Some of the things the older man called him made what he'd said before sound like a love letter. Paul looked down at his wrist. He wasn't wearing a watch, but the message came through loud and clear. "Here," Wong snarled, and the one word sounded worst of all. He took out a hypo and jabbed it into Lucy's arm.
Twelve
When Lucy woke up, she needed a moment to realize she had awakened. She'd gone to sleep or passed out or whatever it was so fast, she hardly even knew she'd done it. But the Asian man in the room with her and Paul sure hadn't been there what seemed like only a few seconds before. He looked mad enough to bite nails in half.
"Hi," Paul said. "This is Sammy Wong. He's one of my friends from the Sunset District."

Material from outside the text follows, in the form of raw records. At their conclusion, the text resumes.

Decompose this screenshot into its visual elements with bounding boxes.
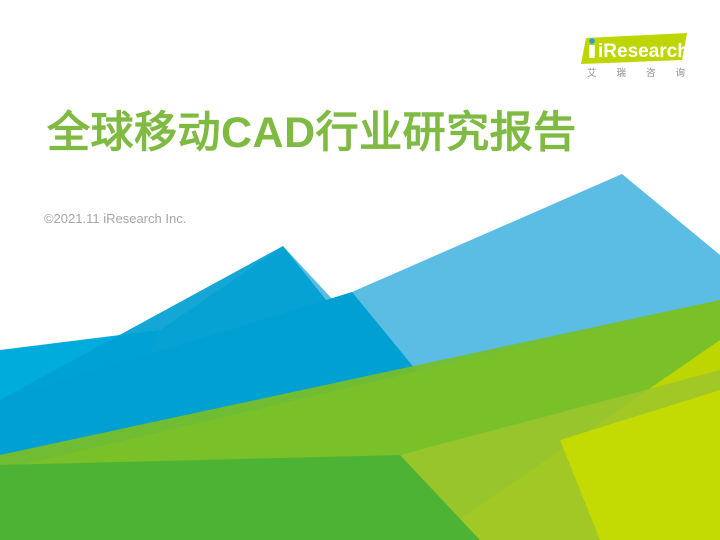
iresearch-wordmark-icon: iResearch xyxy=(581,33,687,65)
presentation-cover-slide: iResearch 艾 瑞 咨 询 全球移动CAD行业研究报告 ©2021.11… xyxy=(0,0,720,540)
logo-wordmark-text: iResearch xyxy=(598,41,687,62)
page-title: 全球移动CAD行业研究报告 xyxy=(47,106,577,160)
iresearch-logo: iResearch 艾 瑞 咨 询 xyxy=(581,33,687,83)
logo-chinese-char-2: 瑞 xyxy=(616,68,626,80)
logo-chinese-char-4: 询 xyxy=(675,68,685,80)
leaf-green-body-shape xyxy=(0,455,480,540)
logo-chinese-char-1: 艾 xyxy=(587,68,597,80)
logo-chinese-subtitle: 艾 瑞 咨 询 xyxy=(587,68,685,80)
copyright-notice: ©2021.11 iResearch Inc. xyxy=(44,210,186,228)
logo-chinese-char-3: 咨 xyxy=(646,68,656,80)
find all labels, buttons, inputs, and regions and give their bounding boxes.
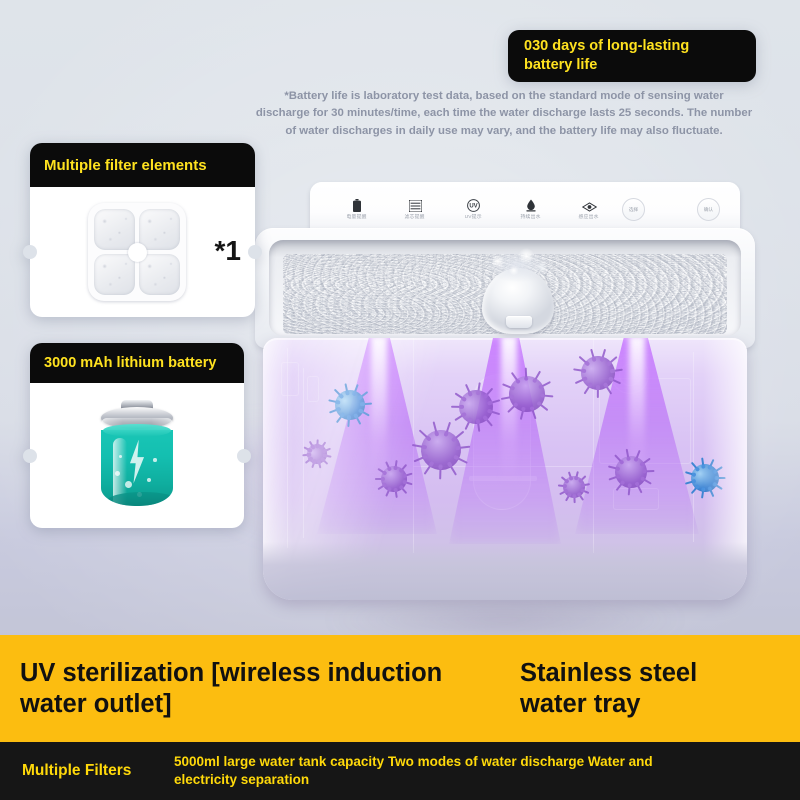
feature-uv-sterilization: UV sterilization [wireless induction wat… bbox=[20, 658, 520, 718]
uv-icon: UV bbox=[467, 199, 480, 212]
feature-1-line2: water outlet] bbox=[20, 689, 520, 719]
filter-card-title: Multiple filter elements bbox=[30, 143, 255, 187]
pet-water-fountain-product: 电量提醒 滤芯提醒 UV UV提示 持续出水 bbox=[255, 182, 755, 607]
indicator-sensing-water-label: 感应出水 bbox=[579, 214, 599, 220]
feature-2-line1: Stainless steel bbox=[520, 658, 697, 688]
indicator-battery-label: 电量提醒 bbox=[347, 214, 367, 220]
lithium-battery-card: 3000 mAh lithium battery bbox=[30, 343, 244, 528]
card-notch-left bbox=[23, 245, 37, 259]
battery-card-body bbox=[30, 383, 244, 528]
specs-multiple-filters-label: Multiple Filters bbox=[22, 762, 174, 780]
disclaimer-line2: discharge for 30 minutes/time, each time… bbox=[215, 105, 793, 122]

"Oh. Hello," Lucy managed. Did that mean what she thought it did? Was this furious-looking Mr. Wong from whatever other San Francisco Paul came from? If he was, Paul had said so in a way he wouldn't know about. She nodded to the older man. "I'm pleased to meet you."
"I'm not pleased to meet you, not even a little bit," he snapped. The glare he sent Paul could have melted iron. "Come on. Let's get out of here."